In my case, I had a few things going for me. I was the Miracle Boy, first of all. The product of a broken home. Traumatized. Psychologically damaged. Beyond that, well, I was doing things that weren’t completely voluntary, if you looked at it the right way. I mean, if you squinted real hard and held your head a little sideways… I was a teenager practically brainwashed into being a safecracker, right? I did not fully understand the full ramifications of what I was doing.
You get the picture. That’s how my lawyer played it. That same lawyer who got me the probation after that first break-in.
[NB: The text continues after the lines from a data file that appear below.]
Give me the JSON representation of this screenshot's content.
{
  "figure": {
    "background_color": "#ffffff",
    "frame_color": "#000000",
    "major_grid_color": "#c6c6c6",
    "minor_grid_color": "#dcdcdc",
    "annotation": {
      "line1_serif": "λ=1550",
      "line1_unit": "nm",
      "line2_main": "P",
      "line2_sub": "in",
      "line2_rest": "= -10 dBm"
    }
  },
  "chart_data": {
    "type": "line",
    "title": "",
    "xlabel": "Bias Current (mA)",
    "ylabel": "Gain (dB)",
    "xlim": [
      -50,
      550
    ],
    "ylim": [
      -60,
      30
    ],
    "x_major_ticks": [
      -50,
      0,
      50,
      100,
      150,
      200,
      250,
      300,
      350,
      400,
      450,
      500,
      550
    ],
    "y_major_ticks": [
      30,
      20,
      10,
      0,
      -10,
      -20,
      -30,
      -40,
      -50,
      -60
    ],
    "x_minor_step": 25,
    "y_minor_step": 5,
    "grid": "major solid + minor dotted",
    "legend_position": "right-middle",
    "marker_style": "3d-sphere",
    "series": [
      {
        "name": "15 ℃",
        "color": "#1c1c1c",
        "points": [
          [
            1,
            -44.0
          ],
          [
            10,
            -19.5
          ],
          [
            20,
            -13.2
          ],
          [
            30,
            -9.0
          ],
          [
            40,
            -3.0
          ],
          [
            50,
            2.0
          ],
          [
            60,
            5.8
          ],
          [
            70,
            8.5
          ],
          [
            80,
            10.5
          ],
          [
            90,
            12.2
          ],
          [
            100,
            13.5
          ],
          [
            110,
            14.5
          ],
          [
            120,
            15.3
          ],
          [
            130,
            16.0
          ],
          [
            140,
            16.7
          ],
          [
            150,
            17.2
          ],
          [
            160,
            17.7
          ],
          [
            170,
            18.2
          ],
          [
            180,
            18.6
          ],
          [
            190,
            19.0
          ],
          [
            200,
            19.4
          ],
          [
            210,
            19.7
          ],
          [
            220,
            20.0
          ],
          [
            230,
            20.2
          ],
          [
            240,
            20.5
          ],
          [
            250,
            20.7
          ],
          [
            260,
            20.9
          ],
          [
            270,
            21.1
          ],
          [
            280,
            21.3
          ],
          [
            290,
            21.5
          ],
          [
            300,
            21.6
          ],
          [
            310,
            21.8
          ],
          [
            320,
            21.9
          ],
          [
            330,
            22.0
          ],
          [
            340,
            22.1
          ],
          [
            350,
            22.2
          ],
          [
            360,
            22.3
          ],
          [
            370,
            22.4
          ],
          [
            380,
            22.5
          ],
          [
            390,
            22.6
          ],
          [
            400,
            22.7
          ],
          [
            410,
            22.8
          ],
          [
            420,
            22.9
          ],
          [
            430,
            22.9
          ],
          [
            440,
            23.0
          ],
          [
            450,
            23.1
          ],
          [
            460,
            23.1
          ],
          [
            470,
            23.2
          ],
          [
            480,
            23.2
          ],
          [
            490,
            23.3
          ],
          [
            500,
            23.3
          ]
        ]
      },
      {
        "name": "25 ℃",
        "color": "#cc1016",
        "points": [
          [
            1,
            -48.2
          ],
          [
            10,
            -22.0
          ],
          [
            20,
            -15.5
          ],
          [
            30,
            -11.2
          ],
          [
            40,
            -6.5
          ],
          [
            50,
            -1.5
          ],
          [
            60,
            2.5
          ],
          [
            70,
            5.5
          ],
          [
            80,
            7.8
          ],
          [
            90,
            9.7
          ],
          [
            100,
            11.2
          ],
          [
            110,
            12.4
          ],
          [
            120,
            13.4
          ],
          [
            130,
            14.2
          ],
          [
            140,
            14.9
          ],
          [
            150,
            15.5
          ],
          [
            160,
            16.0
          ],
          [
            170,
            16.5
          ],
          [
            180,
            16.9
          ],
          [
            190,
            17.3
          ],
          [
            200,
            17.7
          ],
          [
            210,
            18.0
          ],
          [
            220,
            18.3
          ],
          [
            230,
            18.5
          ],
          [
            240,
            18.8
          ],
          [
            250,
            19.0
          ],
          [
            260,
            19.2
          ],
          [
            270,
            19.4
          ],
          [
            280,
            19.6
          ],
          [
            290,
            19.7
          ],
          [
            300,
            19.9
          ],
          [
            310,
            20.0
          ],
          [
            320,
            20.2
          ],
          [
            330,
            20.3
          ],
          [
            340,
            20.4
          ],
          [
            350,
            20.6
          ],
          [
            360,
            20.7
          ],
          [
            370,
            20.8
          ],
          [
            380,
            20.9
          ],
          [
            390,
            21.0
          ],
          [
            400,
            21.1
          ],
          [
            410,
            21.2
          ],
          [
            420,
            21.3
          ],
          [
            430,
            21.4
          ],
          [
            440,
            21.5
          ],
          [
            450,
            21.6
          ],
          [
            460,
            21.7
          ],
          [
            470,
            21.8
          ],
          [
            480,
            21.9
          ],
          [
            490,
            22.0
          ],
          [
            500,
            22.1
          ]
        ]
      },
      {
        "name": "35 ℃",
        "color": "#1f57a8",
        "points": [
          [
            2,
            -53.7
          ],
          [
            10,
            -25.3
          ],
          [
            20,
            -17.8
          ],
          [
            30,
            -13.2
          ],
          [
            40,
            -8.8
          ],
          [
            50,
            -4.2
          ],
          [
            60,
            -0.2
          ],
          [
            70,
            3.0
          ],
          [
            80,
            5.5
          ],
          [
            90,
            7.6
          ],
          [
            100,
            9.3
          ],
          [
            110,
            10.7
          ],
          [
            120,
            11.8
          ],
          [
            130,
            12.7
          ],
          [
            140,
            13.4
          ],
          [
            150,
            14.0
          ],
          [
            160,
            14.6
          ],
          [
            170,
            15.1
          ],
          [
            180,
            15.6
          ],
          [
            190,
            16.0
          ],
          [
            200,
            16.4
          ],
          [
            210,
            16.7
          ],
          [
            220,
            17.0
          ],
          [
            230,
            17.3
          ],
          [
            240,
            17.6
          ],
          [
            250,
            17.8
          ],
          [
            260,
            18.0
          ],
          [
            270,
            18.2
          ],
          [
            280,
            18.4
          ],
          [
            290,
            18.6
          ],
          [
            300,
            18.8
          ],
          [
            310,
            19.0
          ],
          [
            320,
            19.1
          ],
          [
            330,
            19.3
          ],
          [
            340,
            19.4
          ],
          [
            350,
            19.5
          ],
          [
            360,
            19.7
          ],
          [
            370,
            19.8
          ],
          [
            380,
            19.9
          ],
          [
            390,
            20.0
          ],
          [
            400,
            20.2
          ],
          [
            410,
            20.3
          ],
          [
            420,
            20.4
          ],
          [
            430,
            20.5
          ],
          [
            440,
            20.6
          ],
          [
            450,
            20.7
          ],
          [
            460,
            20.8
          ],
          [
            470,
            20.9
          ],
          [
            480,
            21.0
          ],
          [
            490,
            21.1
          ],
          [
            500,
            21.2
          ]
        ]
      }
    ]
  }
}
But my strongest card of all was what I could tell them about the jobs I did and who I did them for. Or even the jobs where I was just along for the ride. Especially that assemblyman in Ohio. They were particularly interested in that one. The orders came from Sleepy Eyes’s boss, of course, the same man who was my boss. The same man who owned us all, and who was now very much dead. But Sleepy Eyes himself? He was a much bigger fish than I was. He was as big as that fish hanging on Mr. Marsh’s wall.
Funny how it works out, huh? Because of Gunnar’s double-cross, Sleepy Eyes ended up living. And in the end he was worth a lot more to me alive than dead.
Add it all up and I was sentenced to a term of imprisonment of at least ten years and no more than twenty-five. I was eighteen years old when I was arrested. Nineteen by the time I was finally sentenced. I ended up right here, and you should have seen these people for that whole first month, treating me like I was the amazing Houdini, able to escape from any prison in the world. Like I’d actually be able to break my way through my cell door, then the block door, then the wing door, and probably seven other doors before I got to the outside world. It was almost laughable.
But like I said, ten to twenty-five. Leaning toward ten, I’d like to think. And ten’s just about up. So now I’m in the zone, right? Any day now, I could get the news.
Any day now.
I’ve had a lot of time to think, of course. What else am I going to do? I play everything back and I see the places where I could have gone down another road. How that would have made everything turn out differently.
In the end, I regret most of it. But I don’t regret anything that happened with Amelia. I’d do it all again if it meant being with her.
I got my first letter from her about four years in. Yes. I say letter, but it wasn’t a letter at all. It was a page of comic book panels. Just like old times.
The first panel was Amelia wearing a wedding dress. I practically died right there, seeing her in that dress. Knowing that she was moving on with her life. Getting married to somebody else. I couldn’t stand it. I mean, why would she even send this to me?
That’s the kind of thing that was going on in my head, before I even got to the second panel. She’s looking at herself in the mirror, everybody fussing around her dress and not noticing how unhappy she is. There’s a thought bubble over her head. “Why can’t I forget him?”